Listeners of Savant will tell you a couple of things about his productions – they’re wild, they’re wacky, and they’re never, ever the same.

Protos, what seems like Savant’s umpteenth release (actually his tenth), is something that music fans all over can appreciate. There’s something deeply transcendent about a work that strives so hard to break boundaries and molds. Oh, and a hint — if you’re looking for EDM on this album, you’re out of luck. “There’s no EDM on this album. This is the closest thing to EDM there is. Come on, don’t be such a pussy.” (in reference to his track Rise Up)

‘Spaceship’ is probably the epitome of cheesy electro pop and yet it works so well. It’s funky and melodic, and there’s actual song structure too. But in the end, all you’re getting is just a taste of the overall theme of Protos. Listen to the whole thing and you’ll be instantly hooked.

What if you could be a hero? This is what Savant wants you to be when you listen to Protos, his 10th album and a return to his childhood dream of living in a world where heroes did anything and everything to save the day. This ambitious electro-pop space opera contains 18 tracks inspired by saturday morning cartoons and his favorite music all written and vocalized by Savant himself.

Interview with Savant

It’s been 8 months since Orakel. Have you been working on Protos this whole time?

No. I only decided on going the Protos direction after working on dozens of demos for another album. It was about April while I was in Chicago for a few months. I posted the best WIPs from the previous project on my Soundcloud as Unfinished Business. Just really wanted to change it up and I had a couple of rock like demo’s that really started to connect with me.

You’ve been touring, as well. Do you like to try out new material on the road to see how it goes down?

Always. I have tracks that I would only play live and not release and VIPs of the tracks I am tired of playing so that fans that come back to see me get something different every time.

Have you considered making an animated film to go with Protos, similar to “Interstella 5555” by Daft Punk?

I have an idea for an animated album. This one is not it. We have talked a lot about doing a Laser Sharks comic book and who knows what else. I think it would be cool to make some of these characters we created here a real thing.

This album is being said to be a throwback to your Vinter In Hollywood days. Is there any truth to that, or do you just like making good music?

I think people need to find a foothold for change and the unexpected, if it’s Vinter In Hollywood then fine. I have learned a lot as Savant over the years and I have poured that and my love for the things that inspired Protos into the songs. This is the music I feel the most connected to right now and it’s opened up an entire new dimension for me. Let’s see where this goes from here.

How was it doing all of the vocals for the album? Did you have to learn Japanese or did you already know it? Do you sing live at shows?
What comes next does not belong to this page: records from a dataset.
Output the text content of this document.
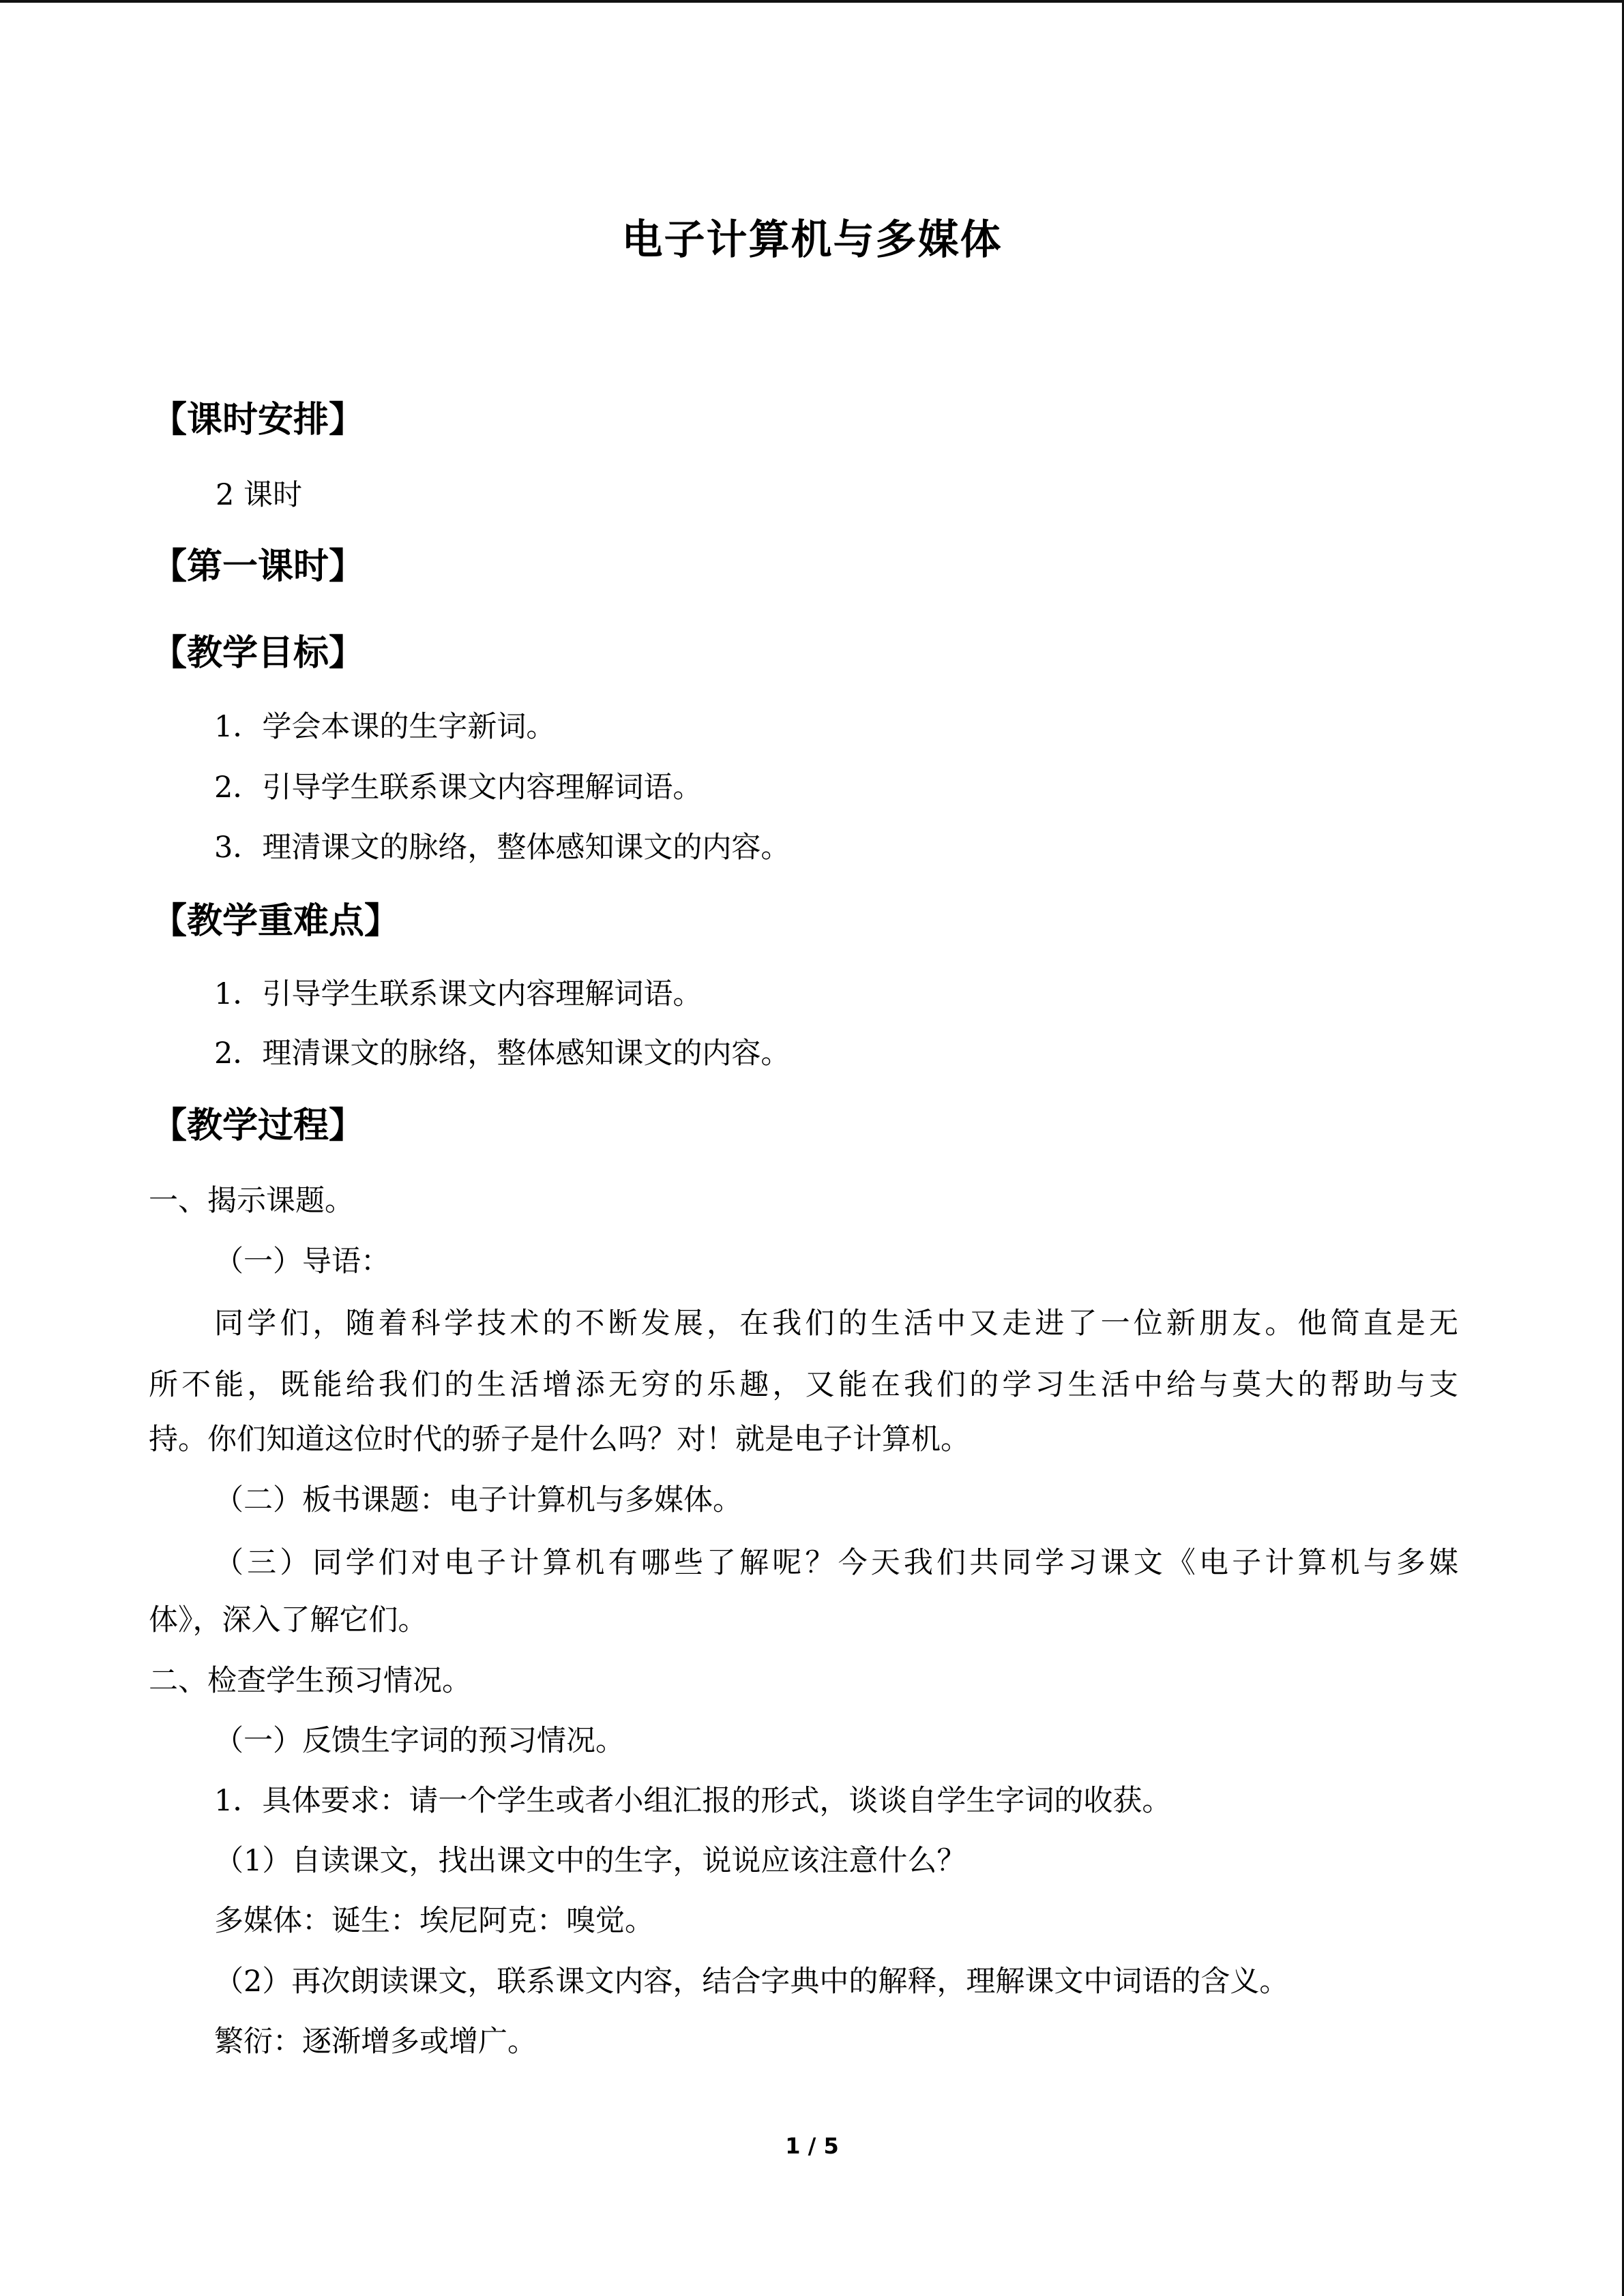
电子计算机与多媒体
【课时安排】
2 课时
【第一课时】
【教学目标】
1．学会本课的生字新词。
2．引导学生联系课文内容理解词语。
3．理清课文的脉络，整体感知课文的内容。
【教学重难点】
1．引导学生联系课文内容理解词语。
2．理清课文的脉络，整体感知课文的内容。
【教学过程】
一、揭示课题。
（一）导语：
同学们，随着科学技术的不断发展，在我们的生活中又走进了一位新朋友。他简直是无
所不能，既能给我们的生活增添无穷的乐趣，又能在我们的学习生活中给与莫大的帮助与支
持。你们知道这位时代的骄子是什么吗？对！就是电子计算机。
（二）板书课题：电子计算机与多媒体。
（三）同学们对电子计算机有哪些了解呢？今天我们共同学习课文《电子计算机与多媒
体》，深入了解它们。
二、检查学生预习情况。
（一）反馈生字词的预习情况。
1．具体要求：请一个学生或者小组汇报的形式，谈谈自学生字词的收获。
（1）自读课文，找出课文中的生字，说说应该注意什么？
多媒体：诞生：埃尼阿克：嗅觉。
（2）再次朗读课文，联系课文内容，结合字典中的解释，理解课文中词语的含义。
繁衍：逐渐增多或增广。
1 / 5
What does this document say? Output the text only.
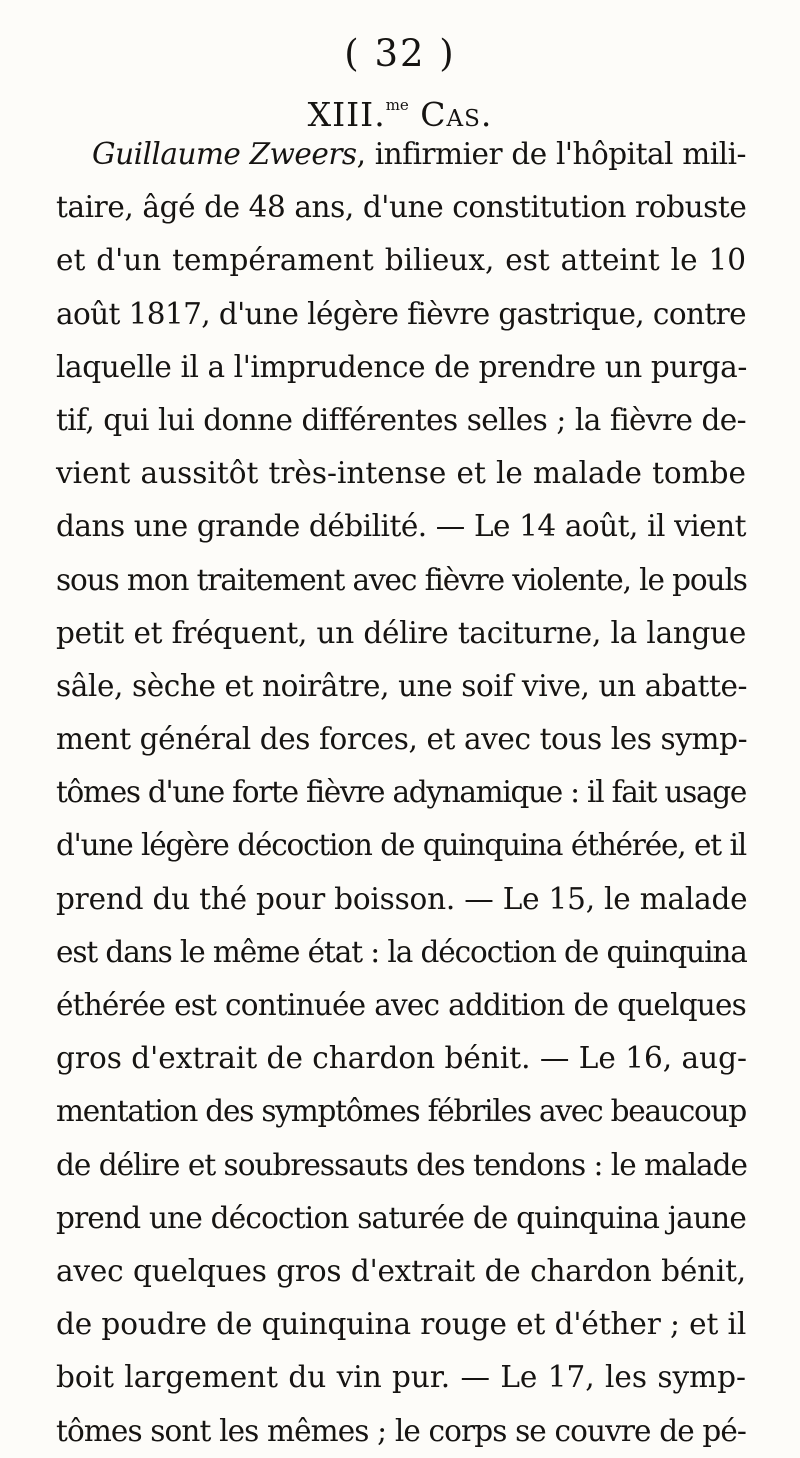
( 32 )
XIII.$^{me}$ Cas.
Guillaume Zweers, infirmier de l'hôpital mili-
taire, âgé de 48 ans, d'une constitution robuste
et d'un tempérament bilieux, est atteint le 10
août 1817, d'une légère fièvre gastrique, contre
laquelle il a l'imprudence de prendre un purga-
tif, qui lui donne différentes selles ; la fièvre de-
vient aussitôt très-intense et le malade tombe
dans une grande débilité. — Le 14 août, il vient
sous mon traitement avec fièvre violente, le pouls
petit et fréquent, un délire taciturne, la langue
sâle, sèche et noirâtre, une soif vive, un abatte-
ment général des forces, et avec tous les symp-
tômes d'une forte fièvre adynamique : il fait usage
d'une légère décoction de quinquina éthérée, et il
prend du thé pour boisson. — Le 15, le malade
est dans le même état : la décoction de quinquina
éthérée est continuée avec addition de quelques
gros d'extrait de chardon bénit. — Le 16, aug-
mentation des symptômes fébriles avec beaucoup
de délire et soubressauts des tendons : le malade
prend une décoction saturée de quinquina jaune
avec quelques gros d'extrait de chardon bénit,
de poudre de quinquina rouge et d'éther ; et il
boit largement du vin pur. — Le 17, les symp-
tômes sont les mêmes ; le corps se couvre de pé-
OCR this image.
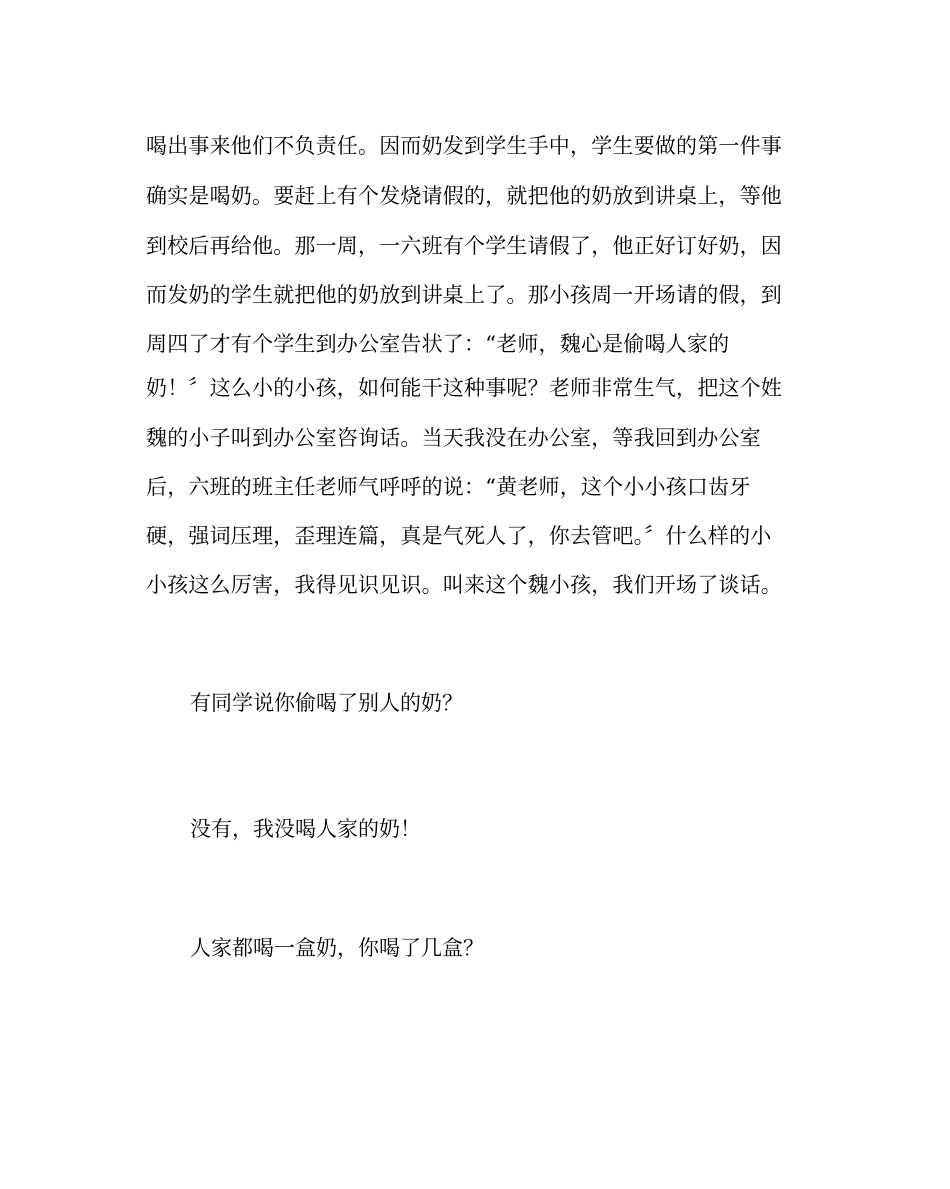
喝出事来他们不负责任。因而奶发到学生手中，学生要做的第一件事
确实是喝奶。要赶上有个发烧请假的，就把他的奶放到讲桌上，等他
到校后再给他。那一周，一六班有个学生请假了，他正好订好奶，因
而发奶的学生就把他的奶放到讲桌上了。那小孩周一开场请的假，到
周四了才有个学生到办公室告状了：“老师，魏心是偷喝人家的
奶！〞这么小的小孩，如何能干这种事呢？老师非常生气，把这个姓
魏的小子叫到办公室咨询话。当天我没在办公室，等我回到办公室
后，六班的班主任老师气呼呼的说：“黄老师，这个小小孩口齿牙
硬，强词压理，歪理连篇，真是气死人了，你去管吧。〞什么样的小
小孩这么厉害，我得见识见识。叫来这个魏小孩，我们开场了谈话。
有同学说你偷喝了别人的奶？
没有，我没喝人家的奶！
人家都喝一盒奶，你喝了几盒？
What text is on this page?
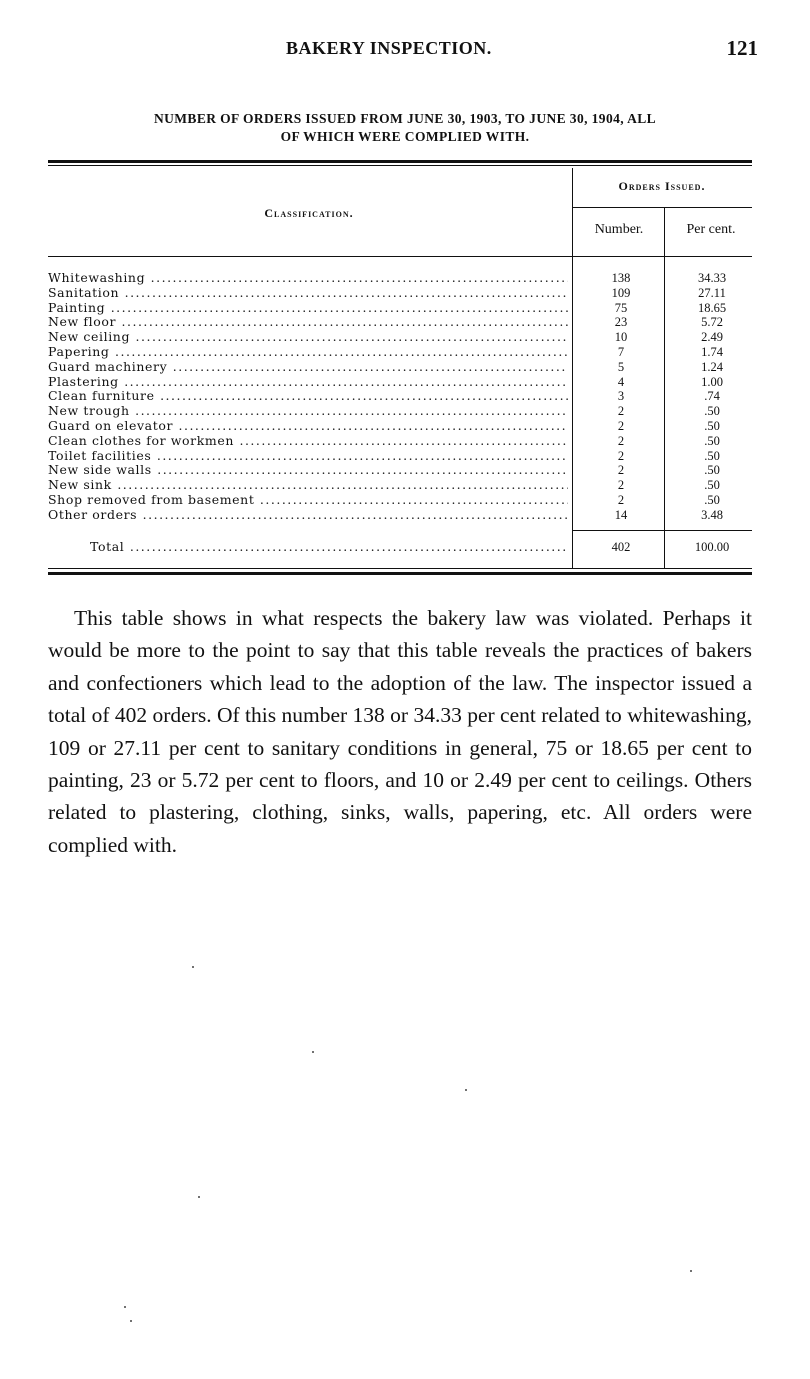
BAKERY INSPECTION.	121
NUMBER OF ORDERS ISSUED FROM JUNE 30, 1903, TO JUNE 30, 1904, ALL
OF WHICH WERE COMPLIED WITH.
Classification.
Orders Issued.
Number.	Per cent.
Whitewashing .....	138	34.33
Sanitation .....	109	27.11
Painting .....	75	18.65
New floor .....	23	5.72
New ceiling .....	10	2.49
Papering .....	7	1.74
Guard machinery .....	5	1.24
Plastering .....	4	1.00
Clean furniture .....	3	.74
New trough .....	2	.50
Guard on elevator .....	2	.50
Clean clothes for workmen .....	2	.50
Toilet facilities .....	2	.50
New side walls .....	2	.50
New sink .....	2	.50
Shop removed from basement .....	2	.50
Other orders .....	14	3.48
Total .....	402	100.00

This table shows in what respects the bakery law was violated. Perhaps it would be more to the point to say that this table reveals the practices of bakers and confectioners which lead to the adoption of the law. The inspector issued a total of 402 orders. Of this number 138 or 34.33 per cent related to whitewashing, 109 or 27.11 per cent to sanitary conditions in general, 75 or 18.65 per cent to painting, 23 or 5.72 per cent to floors, and 10 or 2.49 per cent to ceilings. Others related to plastering, clothing, sinks, walls, papering, etc. All orders were complied with.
I have been in a few bands so I have sang live before. Looking forward to doing it again. Every once in a while now I will pick up the mic during a chorus. Making all of these voices for Protos was a lot of work. I spent two weeks in a professional studio doing hundreds and hundreds of takes to get the feelings I have on the album. The Japanese bit was a lot of fun, I did a ton of research to make sure I had it right so yeah, I learned Japanese just for Laser Sharks.

Was the concept for the album figured out quickly or did it take a long time to nail down just what you wanted to do?

These are songs I have been wanting to do for a VERY long time now so figuring it out was simple. Making the decision to take this to my fans was a very introspective process but I could not be happier with the result and know it will evoke all sorts of feelings.

Does it get hot in the mask when performing?

Most of the time yeah. I get sweat in my eyes, the mask cuts my face. It’s a nightmare but totally worth it. I am rocking a new mask that Kean Diedrich did for me and I have a big surprise mask wise coming soon for my fans.

What do you think the mask adds to the performance? Other producers doing it include Funtcase, Zardonic, Cazzette, and of course Bear Grillz.

For me it is a barrier that I need between me and the audience. I didn’t even think to make my own mask first, I just rocked the Guy Fawkes because I like what it represented and it connected with me. A lot has changed since then. I show my face every now and then.

There are a lot of remakes on the album, like “Cry For Love,” “Super Sheriff,” “Spaceship,” and “Rise Up.” Why did you want to redo those tracks, and are you happy with the outcomes?

I would say in all of these cases, these are the Original versions. The other tracks where just a piece of where I wanted to take these songs.

You’ve never been short on tracks for any album. As far as the creative process goes, do you focus on one track at a time or do you go from one to another a little at a time?

Usually I make dozens of demos for an album theme. I have had up to 40-50 demos to work from and cut things out as I get closer.

One of my favorites on the album is “Quest,” which is essentially a 7-minute collection of video game samples. What video games were you absolutely addicted to when you were younger? How about now?

It is a journey from Super Nintendo games forward, my own version of some of the amazing feelings those games gave me. I played a lot and still play a lot of video games.

Have you already started on the next album?

Two albums actually. Working on my own thing, you can guess the release date and producing another artist that we will announce soon.